Characterization of Neurospora CPC1, a bZIP DNA-binding protein that does not require aligned heptad leucines for dimerization.

作者信息

Paluh J L, Yanofsky C

机构信息

Department of Biological Sciences, Stanford University, California 94305.

出版信息

Mol Cell Biol. 1991 Feb;11(2):935-44. doi: 10.1128/mcb.11.2.935-944.1991.

DOI:10.1128/mcb.11.2.935-944.1991
PMID:1824960
原文链接:https://pmc.ncbi.nlm.nih.gov/articles/PMC359753/
Abstract

CPC1 is the transcriptional activator of amino acid biosynthetic genes of Neurospora crassa.
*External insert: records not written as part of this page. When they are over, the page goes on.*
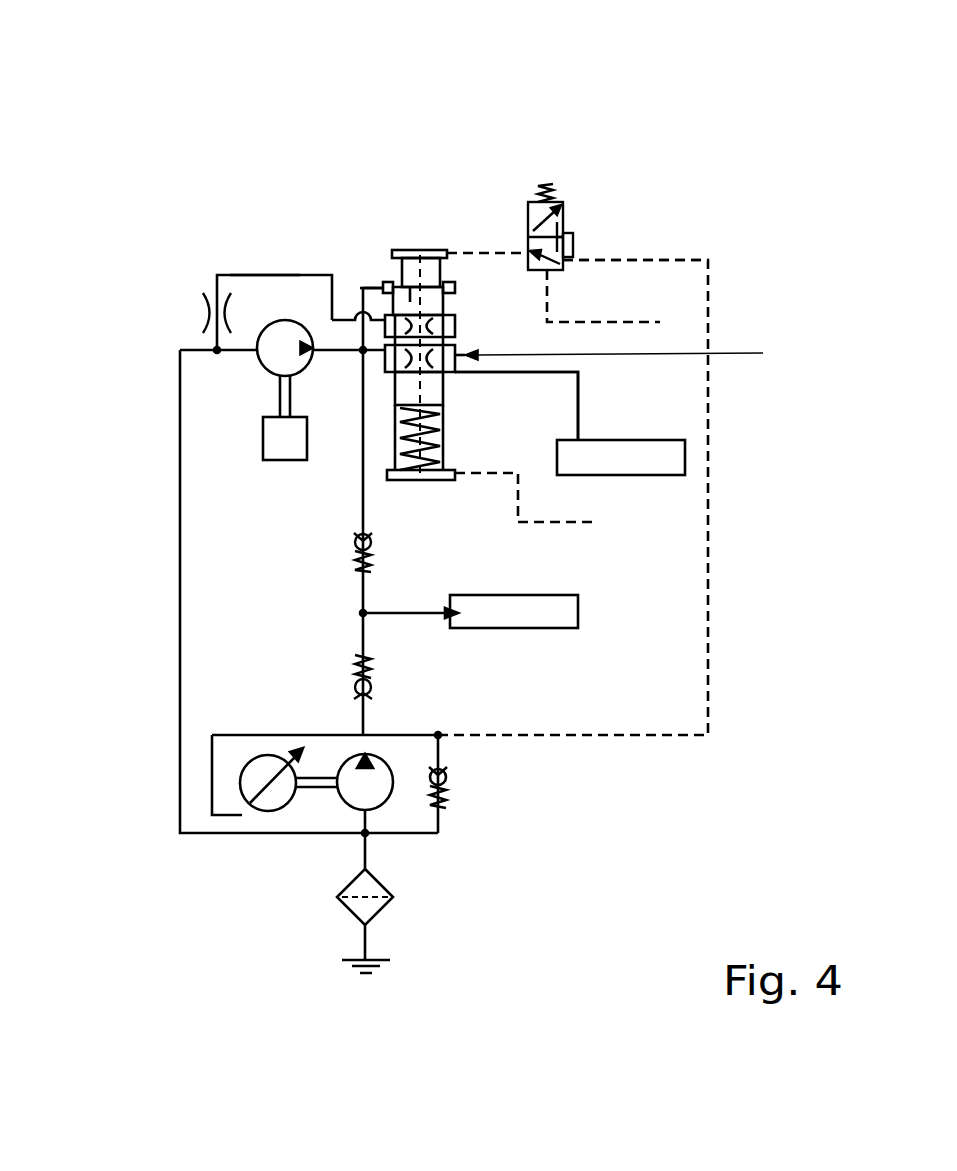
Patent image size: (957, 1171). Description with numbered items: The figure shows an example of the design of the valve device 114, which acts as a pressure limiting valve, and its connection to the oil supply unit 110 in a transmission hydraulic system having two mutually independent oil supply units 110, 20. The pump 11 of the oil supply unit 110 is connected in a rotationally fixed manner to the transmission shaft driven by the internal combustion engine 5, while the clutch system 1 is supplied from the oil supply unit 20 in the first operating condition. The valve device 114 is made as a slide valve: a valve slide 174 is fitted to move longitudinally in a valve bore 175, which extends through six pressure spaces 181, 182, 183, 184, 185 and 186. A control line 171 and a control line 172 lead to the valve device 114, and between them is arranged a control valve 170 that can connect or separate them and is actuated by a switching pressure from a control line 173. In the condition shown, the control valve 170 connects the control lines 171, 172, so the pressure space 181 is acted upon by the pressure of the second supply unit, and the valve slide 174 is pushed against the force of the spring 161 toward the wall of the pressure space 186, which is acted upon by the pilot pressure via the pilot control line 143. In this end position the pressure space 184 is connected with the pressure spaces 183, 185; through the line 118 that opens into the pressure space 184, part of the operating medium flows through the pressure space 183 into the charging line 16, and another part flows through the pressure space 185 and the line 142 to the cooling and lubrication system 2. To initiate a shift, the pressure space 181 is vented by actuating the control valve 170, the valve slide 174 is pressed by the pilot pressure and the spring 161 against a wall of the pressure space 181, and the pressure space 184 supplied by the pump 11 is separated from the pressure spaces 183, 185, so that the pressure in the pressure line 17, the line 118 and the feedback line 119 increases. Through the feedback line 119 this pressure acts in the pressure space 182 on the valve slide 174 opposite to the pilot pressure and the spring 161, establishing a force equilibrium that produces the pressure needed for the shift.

The clutch system 1 is at (600, 600).
The cooling and lubrication system 2 is at (668, 458).
The internal combustion engine 5 is at (273, 440).
The pump 11 is at (267, 352).
The charging line 16 is at (257, 275).
The pressure line 17 is at (341, 292).
The oil supply unit 20 is at (172, 888).
The oil supply unit 110 is at (192, 268).
The valve device 114 is at (641, 353).
The line 118 is at (383, 285).
The feedback line 119 is at (397, 252).
The line 142 is at (580, 408).
The pilot control line 143 is at (563, 520).
The spring 161 is at (395, 440).
The control valve 170 is at (580, 192).
The control line 171 is at (657, 260).
The control line 172 is at (455, 340).
The control line 173 is at (610, 322).
The valve slide 174 is at (403, 250).
The valve bore 175 is at (395, 392).
The pressure space 181 is at (432, 250).
The pressure space 182 is at (447, 285).
The pressure space 183 is at (455, 320).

CPC1 function in vivo was abolished upon deletion of segments of cpc-1 corresponding to the presumed transcription activation domain, the DNA-binding and dimerization domains, or a 52-residue connector segment of CPC1. A truncated CPC1 polypeptide containing only the carboxy-terminal 57-residue segment of CPC1 was sufficient to form homodimers that bound DNA. However, deletion of the segment of cpc-1 corresponding to the connector segment in the full-length CPC1 polypeptide abolished DNA binding. Removal of a segment of cpc-1 corresponding to the GIn-rich region of CPC1 reduced in vivo function only slightly. The homologous transcription activator of Saccharomyces cerevisiae, GCN4, did not substitute for CPC1 in N. crassa. Chimeric CPC1-GCN4 polypeptides that contained the GCN4 transcriptional activation domain or the domain of GCN4 that corresponds to the essential 52-residue connector segment of CPC1, functioned with reduced efficiency. However, a chimeric polypeptide containing the GCN4 DNA-binding and dimerization domains in place of those of CPC1 functioned essentially as well as wild-type CPC1. The basic and dimerization domains of CPC1 were characterized by introducing deletions or site-directed amino acid replacements. The basic region was required for DNA binding but not for dimerization. CPC1 has a short dimerization domain containing heptad residues Leu-1, Leu-2, Trp-3, and His-4. When Val was substituted for Leu-1 or Leu-2, CPC1 was fully active, but when Val replaced Trp-3, dimerization and DNA binding were prevented. DNA band shift analyses with CPC1 heterodimers demonstrated that CPC1 does not require aligned heptad leucine residues for dimerization. Replacement of two charged residues located between Leu-1 and Leu-2 of CPC1 abolished dimerization and DNA binding.

摘要

CPC1是粗糙脉孢菌氨基酸生物合成基因的转录激活因子。当删除cpc - 1中对应于推测的转录激活结构域、DNA结合和二聚化结构域或CPC1的52个残基连接片段的部分时,CPC1在体内的功能丧失。仅包含CPC1羧基末端57个残基片段的截短CPC1多肽足以形成结合DNA的同型二聚体。然而,删除全长CPC1多肽中对应于连接片段的cpc - 1片段会消除DNA结合。删除cpc - 1中对应于CPC1富含谷氨酰胺区域的片段只会略微降低其体内功能。酿酒酵母的同源转录激活因子GCN4不能替代粗糙脉孢菌中的CPC1。包含GCN4转录激活结构域或对应于CPC1必需的52个残基连接片段的GCN4结构域的嵌合CPC1 - GCN4多肽功能效率降低。然而,用GCN4的DNA结合和二聚化结构域取代CPC1的相应结构域的嵌合多肽的功能基本上与野生型CPC1相同。通过引入缺失或定点氨基酸替换对CPC1的碱性和二聚化结构域进行了表征。碱性区域是DNA结合所必需的,但不是二聚化所必需的。CPC1有一个短的二聚化结构域,包含七肽残基Leu - 1、Leu - 2、Trp - 3和His - 4。当用Val取代Leu - 1或Leu - 2时,CPC1完全有活性,但当Val取代Trp - 3时,二聚化和DNA结合被阻止。用CPC1异源二聚体进行的DNA条带迁移分析表明,CPC1二聚化不需要七肽亮氨酸残基对齐。替换位于CPC1的Leu - 1和Leu - 2之间的两个带电荷残基会消除二聚化和DNA结合。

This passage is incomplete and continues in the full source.